The Catholic Church has caused more harm to this planet and the people on it than any organization on earth, especially LGBTQ+ people, people of color, women, children, and people with HIV. A doctrine of white supremacist colonization that just got rolled back two years ago. (Ever read Catholic icon Christopher Columbus’ journals? Wow, he loved slavery and rape!) Paying out over five billion dollars, just that we know of, in child abuse settlements. (That’s not counting the money we know was spent to cover up cases and force children who’d been raped into signing NDAs, before this organization-wide scandal broke. The leaders didn’t even call it an abuse problem, they called it a CELIBACY PROBLEM.) Wealth-hoarding the likes of which would have the Jesus of the New Testament breaking out his temple-clearing whip. The Catholic Church still doesn’t support gay marriage. The lowest bar imaginable. But yeah-let’s hope the “Holy Spirit” gives us another photogenic leader who likes gay and trans people!Let’s support an organization that could turn right around and become the most homophobic and transphobic institution on earth, overnight, depending on what a bunch of men (and no women) decide in their secret meeting. Y’all cannot be serious with this, Autostraddle.

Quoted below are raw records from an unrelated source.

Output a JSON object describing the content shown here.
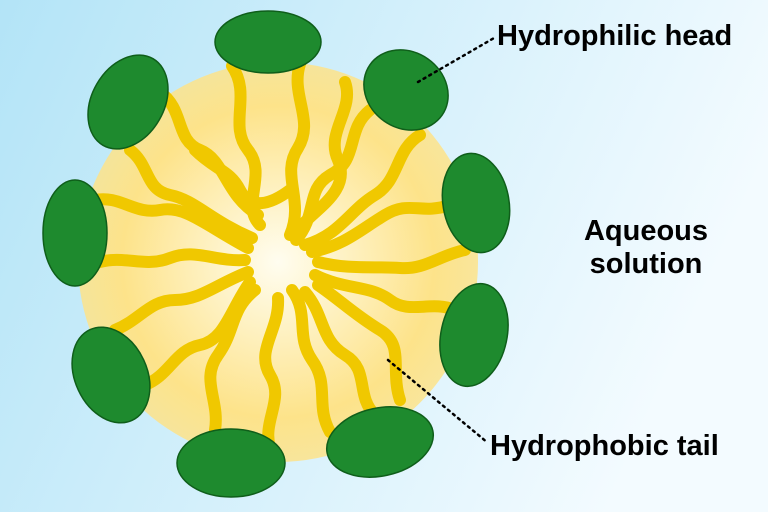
{
  "labels": {
    "hydrophilic_head": "Hydrophilic head",
    "aqueous_line1": "Aqueous",
    "aqueous_line2": "solution",
    "hydrophobic_tail": "Hydrophobic tail"
  },
  "colors": {
    "background_left": "#b3e4f7",
    "background_right": "#f3fbff",
    "core_center": "#fffdf0",
    "core_edge": "#fde38a",
    "tail": "#f0c800",
    "head": "#1e8a2e",
    "head_outline": "#0f5e1a",
    "leader_line": "#000000"
  },
  "icons": {
    "head": "green-ellipse",
    "tail": "yellow-wavy-line"
  }
}
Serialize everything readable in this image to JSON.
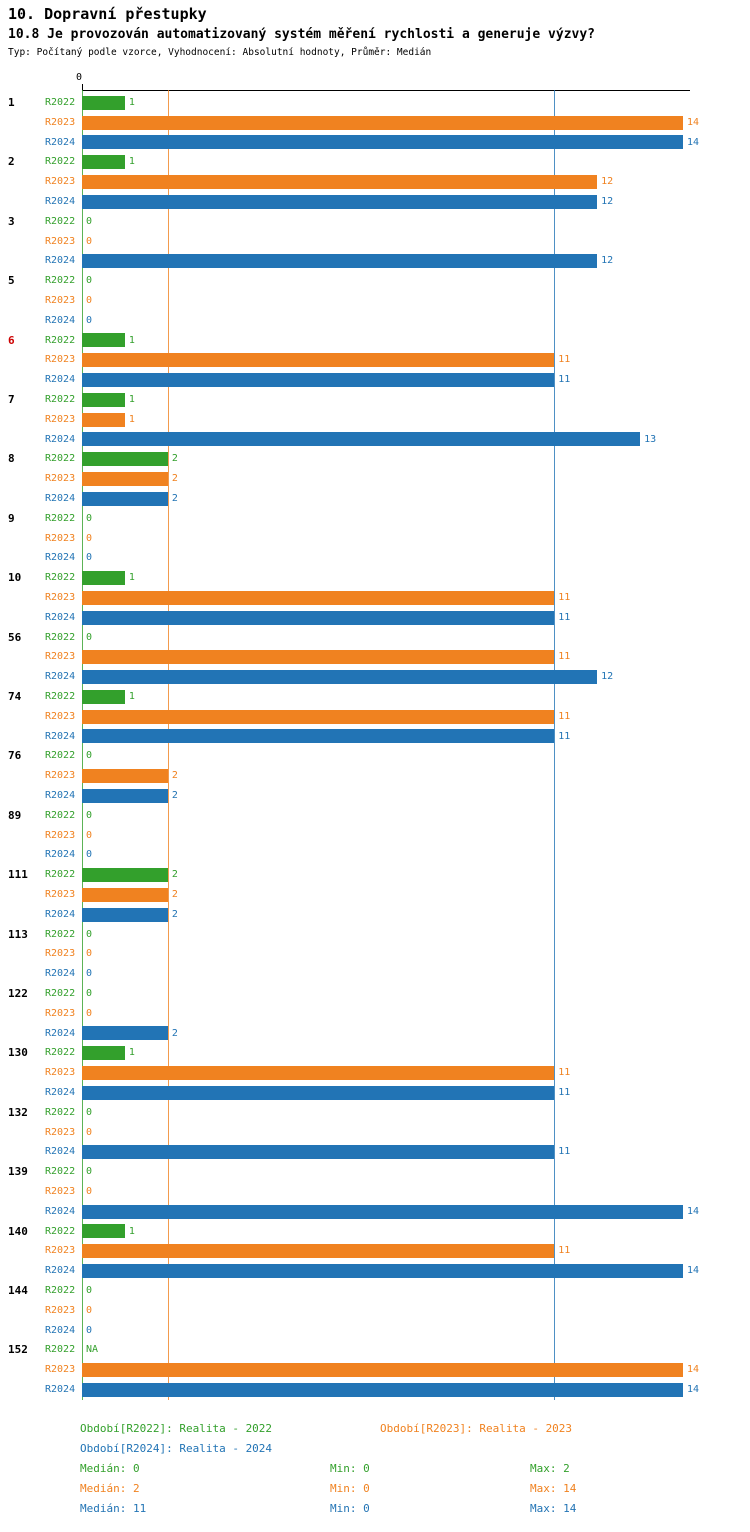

You are 100% correct, the catholic church is responosble for massive human harm and suffering around the world. Maybe (probably) the largest organization responsible tor such human rights abuses. When did AS become right wing apologists? Publishing a lesbophobic article last week, doing catholic propaganda this week. Seriously what is happening here?
As another queer Catholic, the change in tone and actions that Pope Francis brought meant a lot to me as well. I am trying to stay hopeful rather than nervous about what the next papacy will bring.

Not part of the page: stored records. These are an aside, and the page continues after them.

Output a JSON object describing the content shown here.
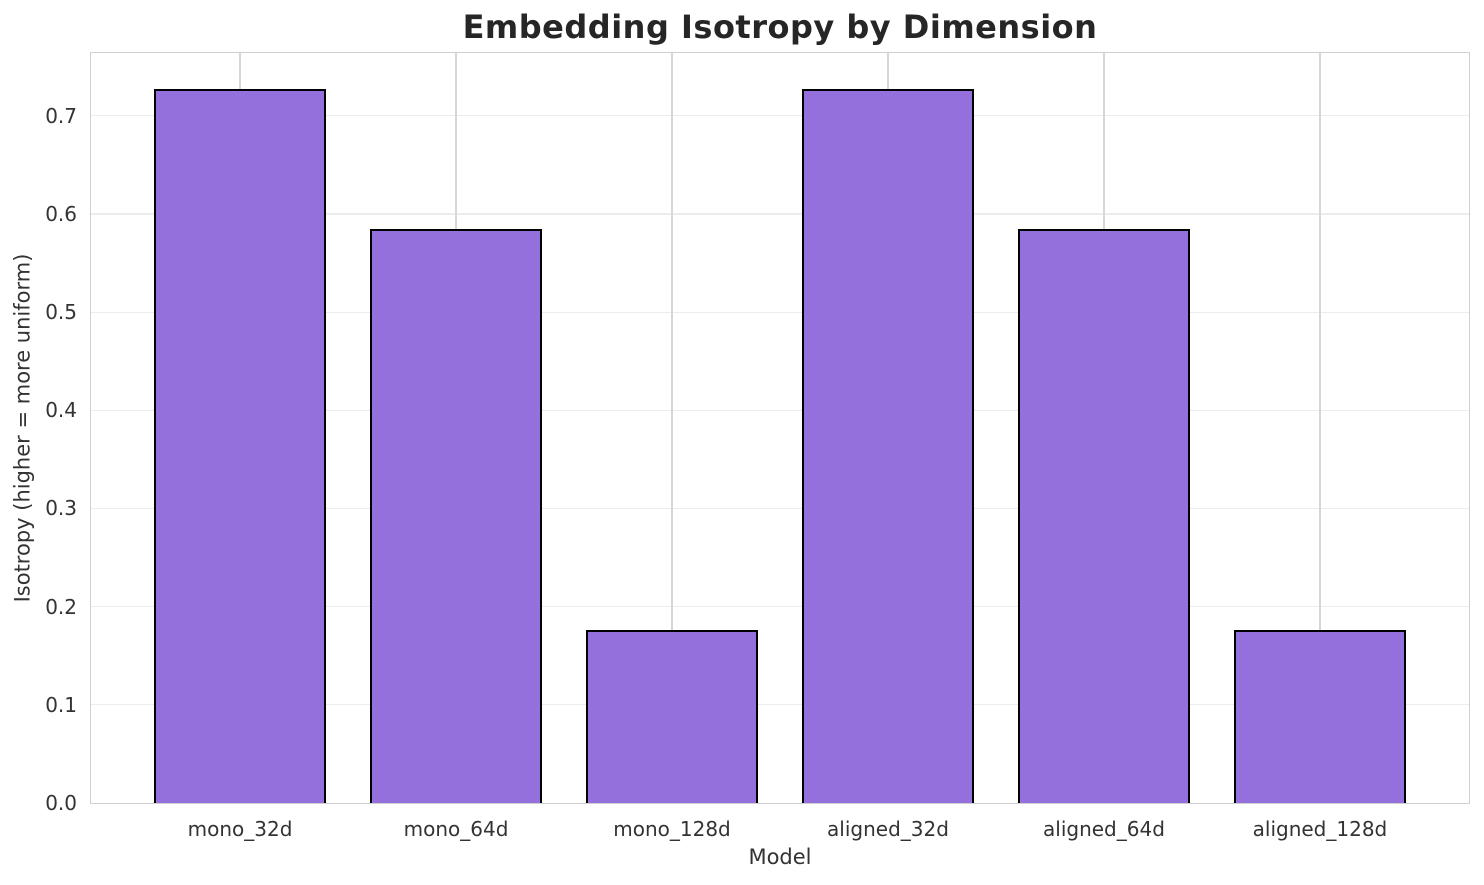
{
  "chart_data": {
    "type": "bar",
    "title": "Embedding Isotropy by Dimension",
    "xlabel": "Model",
    "ylabel": "Isotropy (higher = more uniform)",
    "categories": [
      "mono_32d",
      "mono_64d",
      "mono_128d",
      "aligned_32d",
      "aligned_64d",
      "aligned_128d"
    ],
    "values": [
      0.727,
      0.585,
      0.176,
      0.727,
      0.585,
      0.176
    ],
    "yticks": [
      "0.0",
      "0.1",
      "0.2",
      "0.3",
      "0.4",
      "0.5",
      "0.6",
      "0.7"
    ],
    "ylim": [
      0,
      0.764
    ],
    "xlim": [
      -0.69,
      5.69
    ],
    "bar_width": 0.8,
    "grid": true,
    "legend": null,
    "colors": {
      "bar_fill": "#9370DB",
      "bar_edge": "#000000",
      "grid_horizontal": "#ececec",
      "grid_vertical": "#d6d6d6",
      "spine": "#d0d0d0",
      "title_text": "#262626",
      "axis_text": "#333333"
    }
  }
}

I do not have the energy right now to respond in earnest to the comments above—and look, I study the early modern Hispanic world (peninsular Spain and colonial Latin America) for work, so I know a lot about the history of colonialism and the Church—so I’ll just take the moment to say thank you for writing this.
I was raised Catholic, and still navigate through that world even though I don’t actively practice. And I can attest to the fact that Pope Francis has caused a shift in the church. While the church itself may be awful and have an awful history, the people who practice, have become more welcoming while Francis was Pope. And that’s not nothing. I think progress is always worth noting, even when there are still steps forward to be made.